The necessarily uncomfortable role of Non-Executive Directors: Insights from Rotman’s David Beatty
NOTE: This article was featured on the IEDP Developing Leaders website.
Irving Olds, who was chairman of US Steel Inc in the 1940s, noted that non-executive or ‘independent’ directors of corporations were “like the parsley on fish – decorous but not useful”, notes David Beatty in a conversation with IEDP.
Beatty is a world authority on Boards and the governance of public corporations and currently holds the Conway Chair at the Clarkson Centre for Board Effectiveness at the Rotman School of Management, University of Toronto where he also leads the Directors’ Education Program which has graduated over 6,000 prominent Canadians since its founding in 2004.
Bringing value to an independent director’s role is really hard, stresses Beatty, but something that is increasingly important for corporations to ensure that their Board is adding value to the company. Most boards do well at their ‘policing’ and compliance roles but not so well in the value adding role. He highlights some critical points that need to be actioned to create such value.
The challenge can be illustrated by a picture of ‘The Grand Canyon’. There is a 26-mile gap between one side and the other. On one side is the top management team – investing perhaps 3,000 hours a year in their work; often with a lifetime of experience in their industry and usually with a single-minded focus on the company. On the other side, 26 miles distant, is the board. Independent directors of large, publicly traded companies spend perhaps 250 hours a year on their duties. That’s only 8% of the hours invested by the management team. Most often the independent directors are accomplished businessmen with enviable track records of proven achievement. But in most cases, they are completely unfamiliar with the industry the company competes within. They are ‘gifted amateurs’. Finally, independent directors normally have a significant portfolio of other interests in their lives. This portfolio might include other boards, their own money, the Swiss ski holiday, the Caribbean yachting expedition… they do not have a single minded and dedicated focus on the company on whose board they sit.
These challenges create a large opportunity for the management team to lead the Board, rather than the other way around, says Beatty.
Beatty sees that this gap is essentially unbridgeable, so the Board side needs to arm itself with external knowledge to bring value to the management team. The Board has multiple advantages over the management team in being able to see the wood for the trees, not being bogged-down in the daily fire-fight of management team. They should lever this advantage to scan the horizon for alternative viewpoints and opinions. Beatty advocates Board directors to engage with three particular sources to gain this knowledge from:
1/ Current shareholders. Traditionally corporations’ ‘Investor Relations’ teams and the senior management have been the main interface with key shareholders (principally the institutional investors in the corporation). Beatty encourages independent Board directors to take part in these meetings, often without any management present.
This is a policy also being encouraged by the bosses of the world’s largest fund managers – the heads of both Blackrock and Vanguard groups have advocated Boards do this. Andy Bryant, the independent chair of Intel Group meets with four of the largest stockholders in Intel each quarter.

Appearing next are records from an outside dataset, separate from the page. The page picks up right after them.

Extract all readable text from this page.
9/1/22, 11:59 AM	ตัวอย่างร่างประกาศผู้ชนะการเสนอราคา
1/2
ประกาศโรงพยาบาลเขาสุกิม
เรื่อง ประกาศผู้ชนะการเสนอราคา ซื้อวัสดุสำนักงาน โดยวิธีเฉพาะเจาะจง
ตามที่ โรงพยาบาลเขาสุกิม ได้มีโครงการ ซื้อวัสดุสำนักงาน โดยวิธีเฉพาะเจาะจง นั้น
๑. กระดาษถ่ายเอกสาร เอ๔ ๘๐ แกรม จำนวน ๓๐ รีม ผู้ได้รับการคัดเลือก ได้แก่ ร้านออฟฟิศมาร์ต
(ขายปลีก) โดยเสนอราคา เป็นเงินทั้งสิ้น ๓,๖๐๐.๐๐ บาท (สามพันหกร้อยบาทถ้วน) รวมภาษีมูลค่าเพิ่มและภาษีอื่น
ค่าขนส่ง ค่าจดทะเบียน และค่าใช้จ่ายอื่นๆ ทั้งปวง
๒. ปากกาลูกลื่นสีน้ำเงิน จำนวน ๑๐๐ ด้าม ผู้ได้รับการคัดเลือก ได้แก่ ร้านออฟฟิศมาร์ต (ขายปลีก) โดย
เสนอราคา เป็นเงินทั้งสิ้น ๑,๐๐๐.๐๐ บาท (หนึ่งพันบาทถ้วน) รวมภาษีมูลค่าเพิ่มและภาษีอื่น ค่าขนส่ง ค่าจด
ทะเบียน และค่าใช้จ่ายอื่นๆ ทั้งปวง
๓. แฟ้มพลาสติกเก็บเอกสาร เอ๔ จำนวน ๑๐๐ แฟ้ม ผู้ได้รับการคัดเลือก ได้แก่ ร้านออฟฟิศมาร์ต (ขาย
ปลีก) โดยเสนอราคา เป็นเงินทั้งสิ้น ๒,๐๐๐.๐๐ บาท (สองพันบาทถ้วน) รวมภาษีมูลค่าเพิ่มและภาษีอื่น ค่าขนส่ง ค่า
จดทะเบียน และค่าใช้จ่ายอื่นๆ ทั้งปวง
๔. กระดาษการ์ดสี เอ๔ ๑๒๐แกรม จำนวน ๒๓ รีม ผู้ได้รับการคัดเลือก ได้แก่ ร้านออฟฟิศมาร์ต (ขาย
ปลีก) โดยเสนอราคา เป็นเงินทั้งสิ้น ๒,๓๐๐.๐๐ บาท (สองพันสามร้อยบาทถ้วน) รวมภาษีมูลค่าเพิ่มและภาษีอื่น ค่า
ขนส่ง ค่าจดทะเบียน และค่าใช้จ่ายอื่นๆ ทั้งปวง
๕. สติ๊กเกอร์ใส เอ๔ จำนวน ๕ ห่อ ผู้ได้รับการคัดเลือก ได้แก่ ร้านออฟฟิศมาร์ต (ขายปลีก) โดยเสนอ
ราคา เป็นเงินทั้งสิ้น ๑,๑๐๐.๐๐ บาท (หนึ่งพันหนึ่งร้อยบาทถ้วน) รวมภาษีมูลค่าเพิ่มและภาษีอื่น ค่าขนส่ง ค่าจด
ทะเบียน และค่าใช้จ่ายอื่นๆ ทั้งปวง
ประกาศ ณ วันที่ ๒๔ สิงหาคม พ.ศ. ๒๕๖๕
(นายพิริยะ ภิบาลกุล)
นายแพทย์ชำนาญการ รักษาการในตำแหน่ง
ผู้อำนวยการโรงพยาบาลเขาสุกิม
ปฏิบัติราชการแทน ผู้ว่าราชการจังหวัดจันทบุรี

2/ Off-site strategy meetings are now regular fixtures on the calendar for all senior management and Boards. The agenda and presentations are most likely to be arranged and made by the senior management to the Board, with little Board input. Beatty recommends that Board directors seek third party opinions on any significant or contentious proposals or papers that management is proposing.
External experts who really understand the sector that can be brought in to help explore and stress-test new management ideas are going to be much more robust and reveal any potential flaws, than the Board can alone. This process need not be an antagonistic one, but positioned as supporting the new initiative to further improve it, while retaining the option to discard it if it unravels under closer examination.
3/ Activist investors. Beatty’s third source of external expertise is the most radical – and is to invite the lion into the den. All public corporations today exist under the potential threat of attack from activist investors. Beatty has identified over 500 activist firms that are permanently analysing potential targets – while predominantly located in the US, they are spreading around the globe and can mobilize trillions of dollars in funding very quickly.
Activist investors will often have spent many millions of their own money analysing potential target companies and will then share their insights with current passive institutional investors to try and persuade them a different strategy would be more profitable. These perspectives and analyses should be invaluable to Board directors, allowing them to look at their strategy through an alternate prism to the one that the executive team presents, and he encourages Directors to speak with activists to get their perspectives early.
Beatty notes that the CFO, who will not have any direct capital responsibility unlike other senior executives, should be relatively dispassionate about capital allocation and is therefore a key ally and link between the executive team and the independent Board to explore the activists thinking with afterwards.
The relationship between Board and executives should not be a cosy one; the Board is there to probe and challenge the executive’s thinking for the long-term benefit of the business. Beatty acknowledges that these three interventions may make the management team uncomfortable, but handled well they should also make for a much stronger strategy process.